Overall housing starts sit below the 200,000 per annum needed between 2022 and 2025, dipping to its lowest over 2022-23 before rebounding in 2026-27 says Master Builders Australia CEO Denita Wawn.

“The current environment is a difficult one for the industry marked by rising interest rates, robust cost pressures and labour shortages. Despite this, the total volume of construction activity grew modestly (+1.5 per cent) to $215.1 billion during 2021–22,” Ms Wawn said.

“While detached housing and renovations are stable or steadily growing off the back of the Covid stimulus boom, medium to high density remains hardest-hit. This segment is more sensitive to interest rate fluctuations and is still recovering from the absence of inward migration over the past three years. Even before the pandemic, higher density dwellings were in decline.

“The challenge will be to make sure that we put downward pressure on building and construction costs to increase output.

“These challenges relate to supply of housing, workforce shortages – particularly key trades, bottlenecks in the market for key building materials and products, and increased costs from regulatory changes,” said Ms Wawn.

Alongside the forecasts, Master Builders has released its priorities on delivering housing needs for all Australians, which outlines the key housing policy areas that need to be addressed by all levels of government in order to achieve sustainable and affordable housing outcomes.

“The dream of owning and investing in housing is underpinned by a fair and equitable desire to improve social, economic and productivity benefits for the country. But in the current climate of economic uncertainty many are seeing this aspiration become too far out of reach with flow-on effects across the economy.
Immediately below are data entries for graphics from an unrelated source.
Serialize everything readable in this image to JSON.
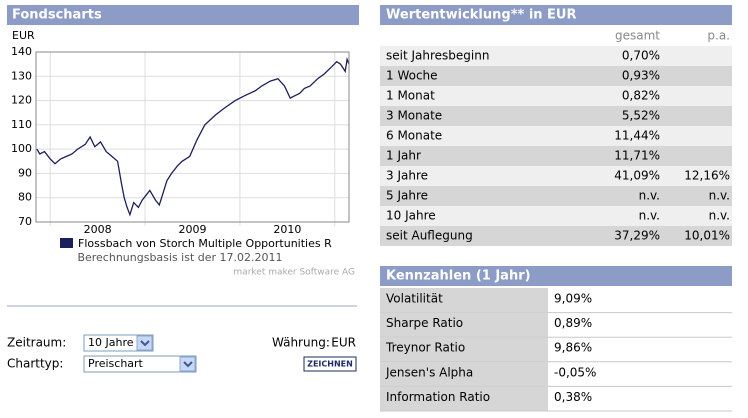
{
  "left_panel": {
    "title": "Fondscharts"
  },
  "chart_data": {
    "type": "line",
    "y_label": "EUR",
    "x": [
      2007.86,
      2007.89,
      2007.94,
      2008.0,
      2008.05,
      2008.11,
      2008.17,
      2008.23,
      2008.29,
      2008.37,
      2008.42,
      2008.47,
      2008.53,
      2008.59,
      2008.65,
      2008.71,
      2008.75,
      2008.78,
      2008.81,
      2008.84,
      2008.88,
      2008.93,
      2008.97,
      2009.01,
      2009.05,
      2009.11,
      2009.15,
      2009.19,
      2009.23,
      2009.28,
      2009.34,
      2009.39,
      2009.47,
      2009.55,
      2009.63,
      2009.74,
      2009.84,
      2009.95,
      2010.05,
      2010.16,
      2010.23,
      2010.32,
      2010.4,
      2010.47,
      2010.53,
      2010.58,
      2010.63,
      2010.68,
      2010.74,
      2010.82,
      2010.89,
      2010.97,
      2011.02,
      2011.06,
      2011.11,
      2011.13,
      2011.15
    ],
    "series": [
      {
        "name": "Flossbach von Storch Multiple Opportunities  R",
        "color": "#1c1f5e",
        "values": [
          100,
          98,
          99,
          96,
          94,
          96,
          97,
          98,
          100,
          102,
          105,
          101,
          103,
          99,
          97,
          95,
          86,
          80,
          76,
          73,
          78,
          76,
          79,
          81,
          83,
          79,
          77,
          82,
          87,
          90,
          93,
          95,
          97,
          104,
          110,
          114,
          117,
          120,
          122,
          124,
          126,
          128,
          129,
          126,
          121,
          122,
          123,
          125,
          126,
          129,
          131,
          134,
          136,
          135,
          132,
          137,
          135
        ]
      }
    ],
    "xlim": [
      2007.85,
      2011.15
    ],
    "xticks": [
      {
        "value": 2008.5,
        "label": "2008"
      },
      {
        "value": 2009.5,
        "label": "2009"
      },
      {
        "value": 2010.5,
        "label": "2010"
      }
    ],
    "xgrid": [
      2008,
      2009,
      2010,
      2011
    ],
    "ylim": [
      70,
      140
    ],
    "yticks": [
      70,
      80,
      90,
      100,
      110,
      120,
      130,
      140
    ],
    "grid": true,
    "subtitle": "Berechnungsbasis ist der 17.02.2011",
    "source": "market maker Software AG"
  },
  "form": {
    "zeitraum_label": "Zeitraum:",
    "zeitraum_value": "10 Jahre",
    "waehrung_label": "Währung:",
    "waehrung_value": "EUR",
    "charttyp_label": "Charttyp:",
    "charttyp_value": "Preischart",
    "button": "ZEICHNEN"
  },
  "performance": {
    "title": "Wertentwicklung** in EUR",
    "columns": [
      "gesamt",
      "p.a."
    ],
    "rows": [
      [
        "seit Jahresbeginn",
        "0,70%",
        null
      ],
      [
        "1 Woche",
        "0,93%",
        null
      ],
      [
        "1 Monat",
        "0,82%",
        null
      ],
      [
        "3 Monate",
        "5,52%",
        null
      ],
      [
        "6 Monate",
        "11,44%",
        null
      ],
      [
        "1 Jahr",
        "11,71%",
        null
      ],
      [
        "3 Jahre",
        "41,09%",
        "12,16%"
      ],
      [
        "5 Jahre",
        "n.v.",
        "n.v."
      ],
      [
        "10 Jahre",
        "n.v.",
        "n.v."
      ],
      [
        "seit Auflegung",
        "37,29%",
        "10,01%"
      ]
    ]
  },
  "kennzahlen": {
    "title": "Kennzahlen (1 Jahr)",
    "rows": [
      [
        "Volatilität",
        "9,09%"
      ],
      [
        "Sharpe Ratio",
        "0,89%"
      ],
      [
        "Treynor Ratio",
        "9,86%"
      ],
      [
        "Jensen's Alpha",
        "-0,05%"
      ],
      [
        "Information Ratio",
        "0,38%"
      ]
    ]
  }
}
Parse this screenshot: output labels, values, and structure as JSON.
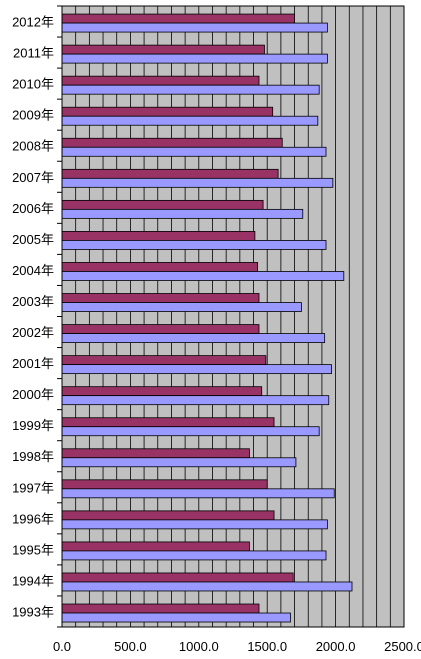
{
  "chart_data": {
    "type": "bar",
    "orientation": "horizontal",
    "categories": [
      "2012年",
      "2011年",
      "2010年",
      "2009年",
      "2008年",
      "2007年",
      "2006年",
      "2005年",
      "2004年",
      "2003年",
      "2002年",
      "2001年",
      "2000年",
      "1999年",
      "1998年",
      "1997年",
      "1996年",
      "1995年",
      "1994年",
      "1993年"
    ],
    "series": [
      {
        "values": [
          1700,
          1480,
          1440,
          1540,
          1610,
          1580,
          1470,
          1410,
          1430,
          1440,
          1440,
          1490,
          1460,
          1550,
          1370,
          1500,
          1550,
          1370,
          1690,
          1440
        ]
      },
      {
        "values": [
          1940,
          1940,
          1880,
          1870,
          1930,
          1980,
          1760,
          1930,
          2060,
          1750,
          1920,
          1970,
          1950,
          1880,
          1710,
          1990,
          1940,
          1930,
          2120,
          1670
        ]
      }
    ],
    "colors": {
      "series1": "#993366",
      "series2": "#9999ff",
      "plot_bg": "#c0c0c0",
      "grid": "#000000"
    },
    "xlim": [
      0,
      2500
    ],
    "xticks": [
      "0.0",
      "500.0",
      "1000.0",
      "1500.0",
      "2000.0",
      "2500.0"
    ],
    "grid": true,
    "title": "",
    "xlabel": "",
    "ylabel": ""
  }
}
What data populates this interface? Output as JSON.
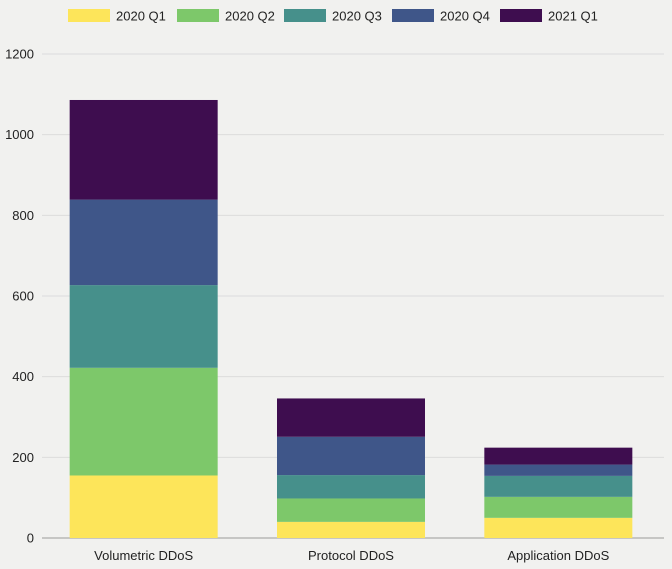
{
  "chart_data": {
    "type": "bar",
    "stacked": true,
    "title": "",
    "xlabel": "",
    "ylabel": "",
    "ylim": [
      0,
      1200
    ],
    "yticks": [
      0,
      200,
      400,
      600,
      800,
      1000,
      1200
    ],
    "grid": true,
    "legend_position": "top",
    "categories": [
      "Volumetric DDoS",
      "Protocol DDoS",
      "Application DDoS"
    ],
    "series": [
      {
        "name": "2020 Q1",
        "color": "#fde55a",
        "values": [
          155,
          40,
          50
        ]
      },
      {
        "name": "2020 Q2",
        "color": "#7dc86a",
        "values": [
          267,
          58,
          52
        ]
      },
      {
        "name": "2020 Q3",
        "color": "#46908b",
        "values": [
          205,
          58,
          52
        ]
      },
      {
        "name": "2020 Q4",
        "color": "#3f5689",
        "values": [
          212,
          95,
          28
        ]
      },
      {
        "name": "2021 Q1",
        "color": "#3e0d4f",
        "values": [
          247,
          95,
          42
        ]
      }
    ]
  }
}
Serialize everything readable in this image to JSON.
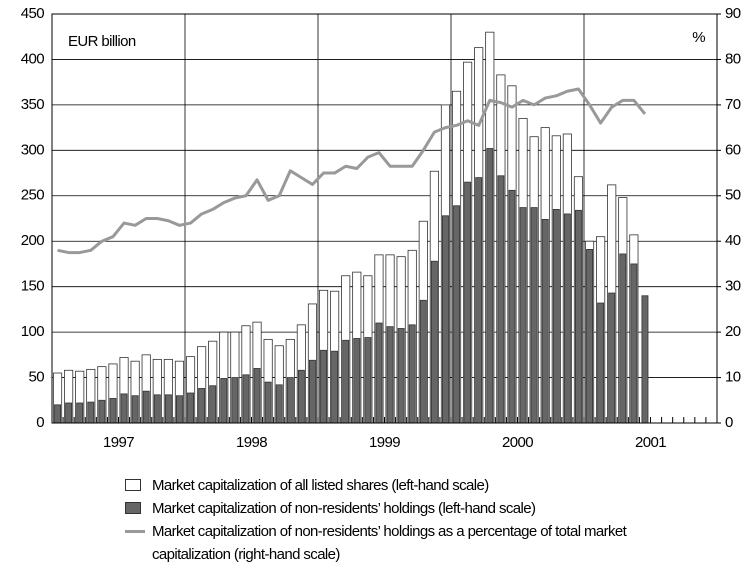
{
  "chart_data": {
    "type": "bar",
    "y_label": "EUR billion",
    "y2_label": "%",
    "categories": [
      null,
      null,
      null,
      null,
      null,
      null,
      "1997",
      null,
      null,
      null,
      null,
      null,
      null,
      null,
      null,
      null,
      null,
      null,
      "1998",
      null,
      null,
      null,
      null,
      null,
      null,
      null,
      null,
      null,
      null,
      null,
      "1999",
      null,
      null,
      null,
      null,
      null,
      null,
      null,
      null,
      null,
      null,
      null,
      "2000",
      null,
      null,
      null,
      null,
      null,
      null,
      null,
      null,
      null,
      null,
      null,
      "2001",
      null,
      null,
      null,
      null,
      null
    ],
    "ylim": [
      0,
      450
    ],
    "yticks": [
      0,
      50,
      100,
      150,
      200,
      250,
      300,
      350,
      400,
      450
    ],
    "y2lim": [
      0,
      90
    ],
    "y2ticks": [
      0,
      10,
      20,
      30,
      40,
      50,
      60,
      70,
      80,
      90
    ],
    "grid": true,
    "series": [
      {
        "name": "Market capitalization of all listed shares (left-hand scale)",
        "type": "bar",
        "color": "#ffffff",
        "values": [
          55,
          58,
          57,
          59,
          62,
          65,
          72,
          68,
          75,
          70,
          70,
          68,
          73,
          84,
          90,
          100,
          100,
          107,
          111,
          92,
          85,
          92,
          108,
          131,
          146,
          145,
          162,
          166,
          162,
          185,
          185,
          183,
          190,
          222,
          277,
          350,
          365,
          397,
          413,
          430,
          383,
          371,
          335,
          315,
          325,
          316,
          318,
          271,
          200,
          205,
          262,
          248,
          207,
          null,
          null,
          null,
          null,
          null,
          null,
          null
        ]
      },
      {
        "name": "Market capitalization of non-residents’ holdings (left-hand scale)",
        "type": "bar",
        "color": "#666666",
        "values": [
          20,
          22,
          22,
          23,
          25,
          27,
          32,
          30,
          35,
          31,
          31,
          30,
          33,
          38,
          41,
          49,
          50,
          53,
          60,
          45,
          42,
          50,
          58,
          69,
          80,
          79,
          91,
          93,
          94,
          110,
          106,
          104,
          108,
          135,
          178,
          228,
          239,
          265,
          270,
          302,
          272,
          256,
          237,
          237,
          224,
          235,
          230,
          234,
          191,
          132,
          143,
          186,
          175,
          140,
          null,
          null,
          null,
          null,
          null,
          null
        ]
      },
      {
        "name": "Market capitalization of non-residents’ holdings as a percentage of total market capitalization (right-hand scale)",
        "type": "line",
        "axis": "y2",
        "color": "#999999",
        "values": [
          38,
          37.5,
          37.5,
          38,
          40,
          41,
          44,
          43.5,
          45,
          45,
          44.5,
          43.5,
          44,
          46,
          47,
          48.5,
          49.5,
          50,
          53.5,
          49,
          50,
          55.5,
          54,
          52.5,
          55,
          55,
          56.5,
          56,
          58.5,
          59.5,
          56.5,
          56.5,
          56.5,
          60,
          64,
          65,
          65.5,
          66.5,
          65.5,
          71,
          70.5,
          69.5,
          71,
          70,
          71.5,
          72,
          73,
          73.5,
          70,
          66,
          69.5,
          71,
          71,
          68,
          null,
          null,
          null,
          null,
          null,
          null
        ]
      }
    ]
  }
}
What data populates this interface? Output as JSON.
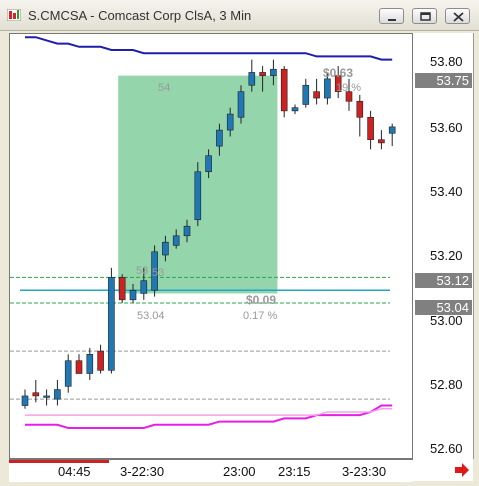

“Struggles around housing affordability have persisted over many decades but with state, territory and federal governments committed to addressing the challenge, this key policy area needs to be at the forefront.

“While this represents a challenge, it also provides a real opportunity for bold reform to be advanced and for business and the communities in which they operate to be unshackled.

“The Federal Government has announced an ambitious plan for housing which is supported by Master Builders, and we will work closely with them to ensure the most effective levers are pulled and are practically implementable by the industry.

“To achieve better housing affordability in the future, changes need to be made to the way we do things, now and over the long term.

“To address these pressures, Master Builders recommends responses around housing supply, the construction workforce, supply-chain risk and cost pressures, simplifying regulatory settings, and providing taxation settings that support investment in housing and productivity,” said Ms Wawn.